Dans une décision du 19 juillet dernier, la Cour européenne des droits de l’Homme (CEDH) a condamné la République française pour avoir manqué à son devoir de vigilance particulière visant à prévenir le suicide d’un prisonnier vulnérable. Elle a en effet estimé que le suicide en prison par pendaison d’un détenu polytoxicomane aurait pu être évité si des mesures spéciales avaient été mises en place et si les services psychiatriques avaient été alertés de l’aggravation préoccupante de l’état psychique du détenu.
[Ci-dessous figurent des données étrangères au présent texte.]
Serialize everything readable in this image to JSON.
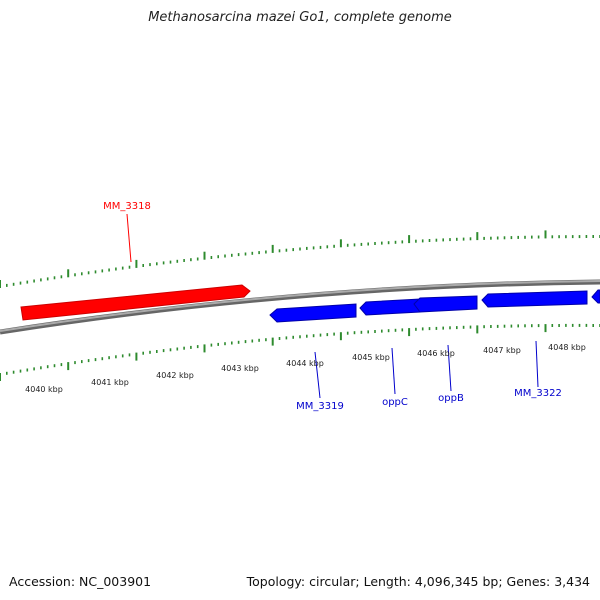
{
  "title": "Methanosarcina mazei Go1, complete genome",
  "footer": {
    "accession_text": "Accession: NC_003901",
    "summary_text": "Topology: circular; Length: 4,096,345 bp; Genes: 3,434"
  },
  "colors": {
    "backbone": "#888888",
    "tick": "#2e8b2e",
    "forward_gene": "#ff0000",
    "reverse_gene": "#0000ff"
  },
  "scale_labels": [
    "4040 kbp",
    "4041 kbp",
    "4042 kbp",
    "4043 kbp",
    "4044 kbp",
    "4045 kbp",
    "4046 kbp",
    "4047 kbp",
    "4048 kbp"
  ],
  "genes": [
    {
      "name": "MM_3318",
      "strand": "forward"
    },
    {
      "name": "MM_3319",
      "strand": "reverse"
    },
    {
      "name": "oppC",
      "strand": "reverse"
    },
    {
      "name": "oppB",
      "strand": "reverse"
    },
    {
      "name": "MM_3322",
      "strand": "reverse"
    }
  ]
}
Les faits sont les suivants : en juin 1998, un homme est incarcéré à la maison d’arrêt de la Santé (Paris), en application d’un mandat de dépôt du chef de violences avec arme sur la personne de sa concubine, et condamné un an plus tard à cinq ans de prison. Dès son incarcération, il reçoit l’aide d’un psychiatre du service médico-psychologique régional (SMPR) à raison d’une ou deux rencontres par mois. Après qu’il a passé deux séjours successifs en quartier disciplinaire, un psychiatre du SMPR observe qu’il va très mal et évoque « le passage à l’acte avec velléités suicidaires ». Un des médecins mentionne même par écrit que, selon les surveillants, il a tenté à deux reprises de se suicider. En dépit de ces constatations, le détenu est condamné à une nouvelle sanction de 15 jours en quartier disciplinaire pour avoir blessé un codétenu avec un verre cassé et insulté deux responsables pénitentiaires. Au bout du quatrième jour, il est retrouvé pendu sans vie à une grille du sas de sa cellule, à l’aide d’une ceinture en tissu.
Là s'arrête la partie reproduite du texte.